THE bad news reached I Gde Ngurah Swajaya on Monday, February 3. The Indonesian ambassador to Singapore received information through his cell phone from an official of the Singaporean health ministry that an Indonesian citizen had been exposed to the coronavirus. The citizen had been put in isolation at the Singapore General Hospital in Outram Road. “I immediately dispatched my staff to check it out,” said Swajaya when contacted by Tempo on Thursday, February 6.
But said Swajaya, the embassy staff member was unable to meet the patient under care at the hospital. Singapore complies to the law of protection of personal information. Without their consent, the identity of any patient will not be given out. The embassy staff only left a phone number and that of Swajaya’s to be contacted whenever the patient from Indonesia was in need of assistance.
Director of Indonesian Citizens and Legal Entities Protection at the Foreign Affairs Ministry Judha Nugraha said there has been no contact from the 44-year-old female patient up to Friday, February 7. “But her condition has stabilized,” he said.

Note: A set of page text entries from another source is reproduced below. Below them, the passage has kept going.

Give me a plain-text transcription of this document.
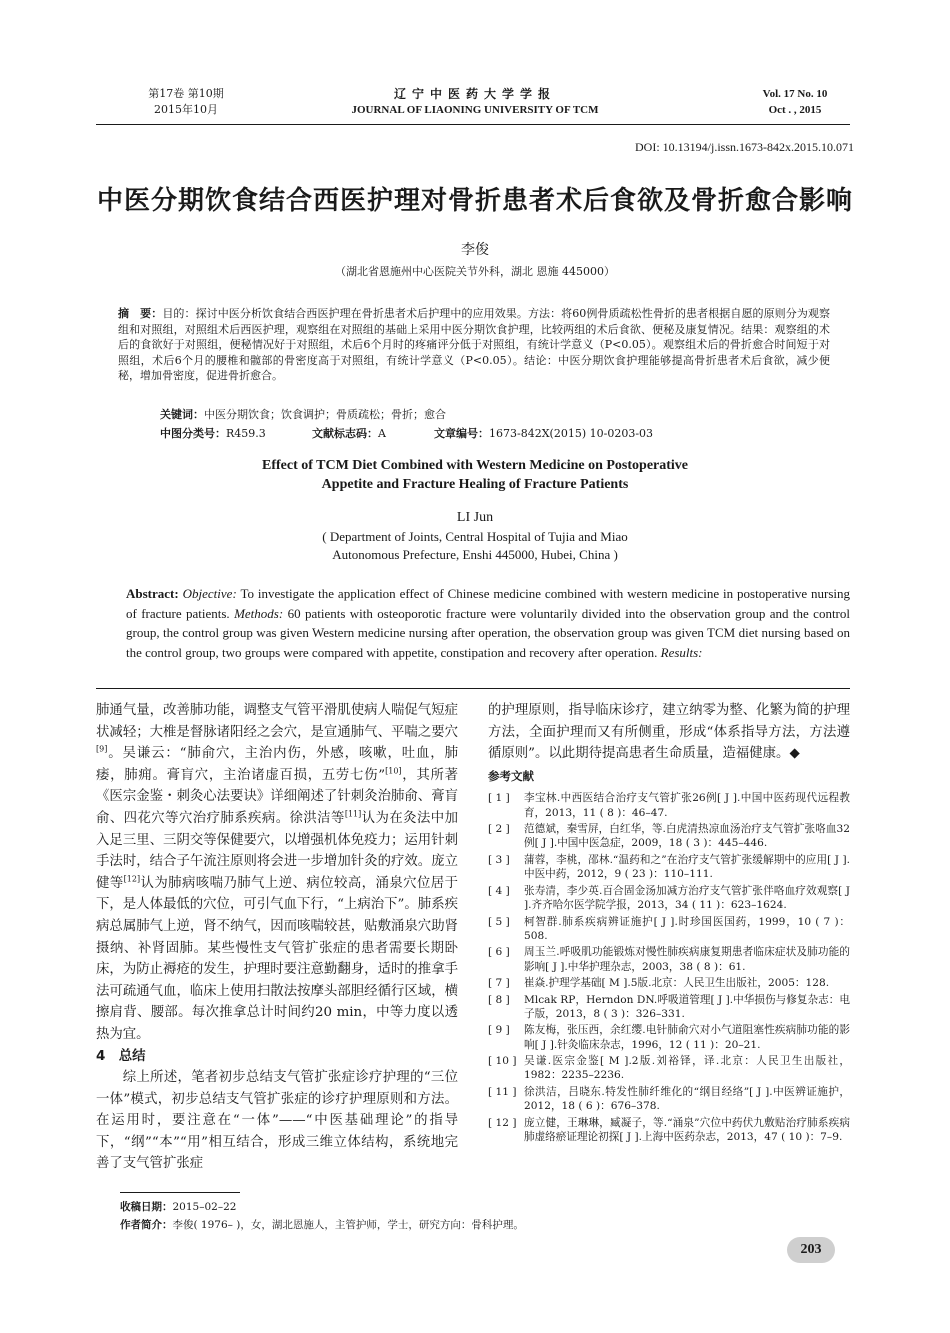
第17卷 第10期
2015年10月
辽宁中医药大学学报
JOURNAL OF LIAONING UNIVERSITY OF TCM
Vol. 17 No. 10
Oct . , 2015
DOI: 10.13194/j.issn.1673-842x.2015.10.071
中医分期饮食结合西医护理对骨折患者术后食欲及骨折愈合影响
李俊
（湖北省恩施州中心医院关节外科，湖北 恩施 445000）
摘　要：目的：探讨中医分析饮食结合西医护理在骨折患者术后护理中的应用效果。方法：将60例骨质疏松性骨折的患者根据自愿的原则分为观察组和对照组，对照组术后西医护理，观察组在对照组的基础上采用中医分期饮食护理，比较两组的术后食欲、便秘及康复情况。结果：观察组的术后的食欲好于对照组，便秘情况好于对照组，术后6个月时的疼痛评分低于对照组，有统计学意义（P<0.05）。观察组术后的骨折愈合时间短于对照组，术后6个月的腰椎和髋部的骨密度高于对照组，有统计学意义（P<0.05）。结论：中医分期饮食护理能够提高骨折患者术后食欲，减少便秘，增加骨密度，促进骨折愈合。
关键词：中医分期饮食；饮食调护；骨质疏松；骨折；愈合
中图分类号：R459.3	文献标志码：A	文章编号：1673-842X(2015) 10-0203-03
Effect of TCM Diet Combined with Western Medicine on Postoperative
Appetite and Fracture Healing of Fracture Patients
LI Jun
( Department of Joints, Central Hospital of Tujia and Miao
Autonomous Prefecture, Enshi 445000, Hubei, China )
Abstract: Objective: To investigate the application effect of Chinese medicine combined with western medicine in postoperative nursing of fracture patients. Methods: 60 patients with osteoporotic fracture were voluntarily divided into the observation group and the control group, the control group was given Western medicine nursing after operation, the observation group was given TCM diet nursing based on the control group, two groups were compared with appetite, constipation and recovery after operation. Results:

肺通气量，改善肺功能，调整支气管平滑肌使病人喘促气短症状减轻；大椎是督脉诸阳经之会穴，是宣通肺气、平喘之要穴[9]。吴谦云：“肺俞穴，主治内伤，外感，咳嗽，吐血，肺痿，肺痈。膏肓穴，主治诸虚百损，五劳七伤”[10]，其所著《医宗金鉴・刺灸心法要诀》详细阐述了针刺灸治肺俞、膏肓俞、四花穴等穴治疗肺系疾病。徐洪洁等[11]认为在灸法中加入足三里、三阴交等保健要穴，以增强机体免疫力；运用针刺手法时，结合子午流注原则将会进一步增加针灸的疗效。庞立健等[12]认为肺病咳喘乃肺气上逆、病位较高，涌泉穴位居于下，是人体最低的穴位，可引气血下行，“上病治下”。肺系疾病总属肺气上逆，肾不纳气，因而咳喘较甚，贴敷涌泉穴助肾摄纳、补肾固肺。某些慢性支气管扩张症的患者需要长期卧床，为防止褥疮的发生，护理时要注意勤翻身，适时的推拿手法可疏通气血，临床上使用扫散法按摩头部胆经循行区域，横擦肩背、腰部。每次推拿总计时间约20 min，中等力度以透热为宜。

4　总结

综上所述，笔者初步总结支气管扩张症诊疗护理的“三位一体”模式，初步总结支气管扩张症的诊疗护理原则和方法。在运用时，要注意在“一体”——“中医基础理论”的指导下，“纲”“本”“用”相互结合，形成三维立体结构，系统地完善了支气管扩张症

的护理原则，指导临床诊疗，建立纳零为整、化繁为简的护理方法，全面护理而又有所侧重，形成“体系指导方法，方法遵循原则”。以此期待提高患者生命质量，造福健康。◆

参考文献
[ 1 ]	李宝林.中西医结合治疗支气管扩张26例[ J ].中国中医药现代远程教育，2013，11 ( 8 )：46–47.
[ 2 ]	范德斌，秦雪屏，白红华，等.白虎清热凉血汤治疗支气管扩张咯血32例[ J ].中国中医急症，2009，18 ( 3 )：445–446.
[ 3 ]	蒲蓉，李桃，邵林.“温药和之”在治疗支气管扩张缓解期中的应用[ J ].中医中药，2012，9 ( 23 )：110–111.
[ 4 ]	张寿清，李少英.百合固金汤加减方治疗支气管扩张伴咯血疗效观察[ J ].齐齐哈尔医学院学报，2013，34 ( 11 )：623–1624.
[ 5 ]	柯智群.肺系疾病辨证施护[ J ].时珍国医国药，1999，10 ( 7 )：508.
[ 6 ]	周玉兰.呼吸肌功能锻炼对慢性肺疾病康复期患者临床症状及肺功能的影响[ J ].中华护理杂志，2003，38 ( 8 )：61.
[ 7 ]	崔焱.护理学基础[ M ].5版.北京：人民卫生出版社，2005：128.
[ 8 ]	Mlcak RP，Herndon DN.呼吸道管理[ J ].中华损伤与修复杂志：电子版，2013，8 ( 3 )：326–331.
[ 9 ]	陈友梅，张压西，余红缨.电针肺俞穴对小气道阻塞性疾病肺功能的影响[ J ].针灸临床杂志，1996，12 ( 11 )：20–21.
[ 10 ] 吴谦.医宗金鉴[ M ].2版.刘裕铎，译.北京：人民卫生出版社，1982：2235–2236.
[ 11 ] 徐洪洁，吕晓东.特发性肺纤维化的“纲目经络”[ J ].中医辨证施护，2012，18 ( 6 )：676–378.
[ 12 ] 庞立健，王琳琳，臧凝子，等.“涌泉”穴位中药伏九敷贴治疗肺系疾病肺虚络瘀证理论初探[ J ].上海中医药杂志，2013，47 ( 10 )：7–9.
收稿日期：2015–02–22
作者简介：李俊( 1976– )，女，湖北恩施人，主管护师，学士，研究方向：骨科护理。
203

Presiden Joko Widodo has given over the matter to the Singaporean authorities and the Indonesian Embassy there. “Let Singaporer finish handling it first,” he said, Wednesday, February 5.
...based on Singaporean government reports, the patient has never travelled to China. “She never leaves the house and was exposed to the virus by her employer,” said Swajaya.
This Indonesian citizen is recorded as the 21st person diagnosed positive with infection of the coronavirus in Singapore. Up to February 7, Singapore recorded 33 corona positive patients, 11 of whom are local citizens. Singapore’s ministry of health official website, moh.gov.sg, gave information that the Indonesian patient works at a household in Bukit Merah Road, about 4.2 kilometers from Orchard Road.
On Sunday, February 2, the woman was feverish and suffered a sore throat. She was rushed to the emergency unit at Singapore General Hospital. Later, the medical team there diagnosed the patient as sustaining the coronavirus. Said Swajaya, based on Singaporean government reports, the patient has never travelled to China. “She never leaves the house and was exposed to the virus by her employer,” said Swajaya.
The employer works in a shop selling health products, Yong Thai Hang, in Cavan Road. The shop is often visited by travellers from China vacationing in Singapore. On January 29, the 29-year-old woman had a sore throat and suffered fever. She sought medical care at the Tan Tock Seng Hospital and had a lung x-ray. She was diagnosed negative for pneumonia.
Because the symptoms did not abate, the woman sought treatment at the Singapore General Hospital. On January 3, she was diagnosed positive with the coronavirus. Swajaya said her male employer and the tourist guide who came to the Yong Thai Hang shop were also infected with the virus. “We have instructed all Indonesian citizens in Singapore to wear a mask, to take care of their health and not to panic,” he said.
Alissa—not her real name—an Indonesian worker in Singapore said, because of the coronavirus contagion, many employers now ask their Indonesian domestic help to stay put in the house. “If usually we take the boss’s children to the mall every week, we now have to stay at home,” said the woman who hails from East Java.
The 31-year-old said, the virus from Wuhan has also caused stigmatization towards workers. She told the story of how a friend of hers planned to return to Indonesia, but was refused by her own family who were scared of becoming infected with corona. “She was asked to not come back until the contagion had abated,” she said.